The year has not been good to natural gas producers in North America, and Devon Energy is the latest in a string of companies to report the fourth-quarter pounding.
Devon reported a loss of $357 million, or 89 cents a share, down from a profit of $507 million, or $1.25 a share, for the same time period last year.
The loss was driven by an asset impairment charge of $896 million –- its second for 2012 — as low natural gas prices have depleted the value of many of its properties.
“In spite of a challenging commodity price environment that impacted our financial results, Devon delivered solid operating results in 2012,” said John Richels, Devon’s president and chief executive officer. “During the year, we continued to make significant progress toward the conversion of our asset portfolio to a higher oil weighting.”

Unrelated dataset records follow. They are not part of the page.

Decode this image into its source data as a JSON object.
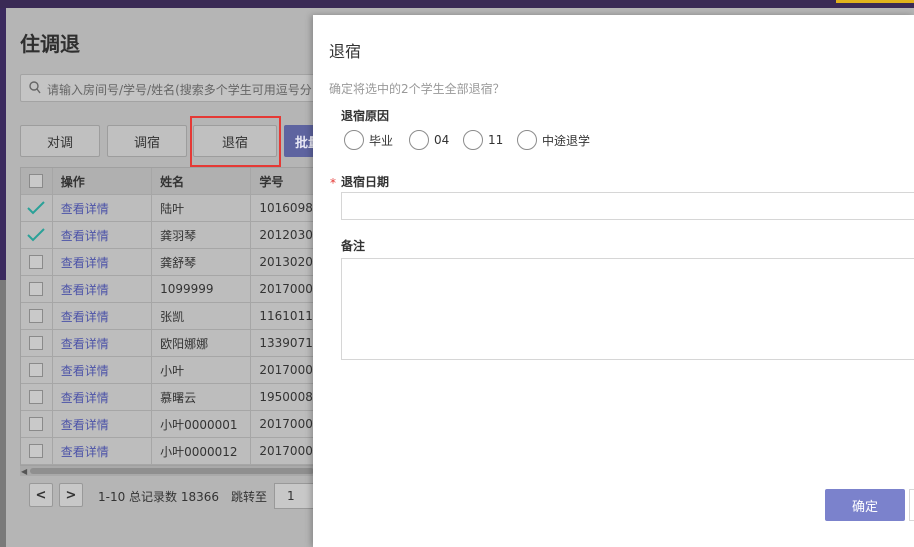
{
  "page": {
    "title": "住调退",
    "search_placeholder": "请输入房间号/学号/姓名(搜索多个学生可用逗号分",
    "toolbar": {
      "duidiao_label": "对调",
      "tiaosu_label": "调宿",
      "tuisu_label": "退宿",
      "batch_label": "批量"
    }
  },
  "table": {
    "columns": [
      "操作",
      "姓名",
      "学号"
    ],
    "rows": [
      {
        "checked": true,
        "action": "查看详情",
        "name": "陆叶",
        "id": "1016098"
      },
      {
        "checked": true,
        "action": "查看详情",
        "name": "龚羽琴",
        "id": "2012030"
      },
      {
        "checked": false,
        "action": "查看详情",
        "name": "龚舒琴",
        "id": "2013020"
      },
      {
        "checked": false,
        "action": "查看详情",
        "name": "1099999",
        "id": "2017000"
      },
      {
        "checked": false,
        "action": "查看详情",
        "name": "张凯",
        "id": "1161011"
      },
      {
        "checked": false,
        "action": "查看详情",
        "name": "欧阳娜娜",
        "id": "1339071"
      },
      {
        "checked": false,
        "action": "查看详情",
        "name": "小叶",
        "id": "2017000"
      },
      {
        "checked": false,
        "action": "查看详情",
        "name": "慕曙云",
        "id": "1950008"
      },
      {
        "checked": false,
        "action": "查看详情",
        "name": "小叶0000001",
        "id": "2017000"
      },
      {
        "checked": false,
        "action": "查看详情",
        "name": "小叶0000012",
        "id": "2017000"
      }
    ]
  },
  "pagination": {
    "prev_icon": "<",
    "next_icon": ">",
    "info": "1-10 总记录数 18366",
    "jump_label": "跳转至",
    "jump_value": "1"
  },
  "modal": {
    "title": "退宿",
    "confirm_text": "确定将选中的2个学生全部退宿？",
    "reason_label": "退宿原因",
    "reasons": [
      "毕业",
      "04",
      "11",
      "中途退学"
    ],
    "required_mark": "*",
    "date_label": "退宿日期",
    "note_label": "备注",
    "ok_label": "确定"
  },
  "colors": {
    "primary": "#7b82cc",
    "highlight": "#e53935",
    "check": "#2aa198"
  }
}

The company reported 2012 earnings of t $9.5 billion, down 17.8 percent from 2011 earnings of $11.4 billion.
Like other independent producers, Devon was hard hit in 2012 by its investment in natural gas, and in the third quarter took $1.1 billion impairment loss from falling prices on its oil and gas properties.
Its third-quarter revenues plunged to $1.86 billion, down 88 percent from revenues of $3.5 billion in the third quarter of 2011. But earnings were worse: the book reported $719 million loss, a free fall from its $1.04 billion earned in the third quarter of 2011.
The company has shifted its focus to oil, and is especially upbeat about its prospects in the Permian Basin, where its production increased 24 percent in 2012.
Analysts noted that the company still managed to beat both profit and revenue expectations – an indication of how glum the current natural gas environment has become in North America.
“Despite a difficult operating environment, Devon’s 2013 recovery prospects are better than its gas-weighted peers,” wrote James Sullivan, an analyst with Alembic Global Advisors in a research note.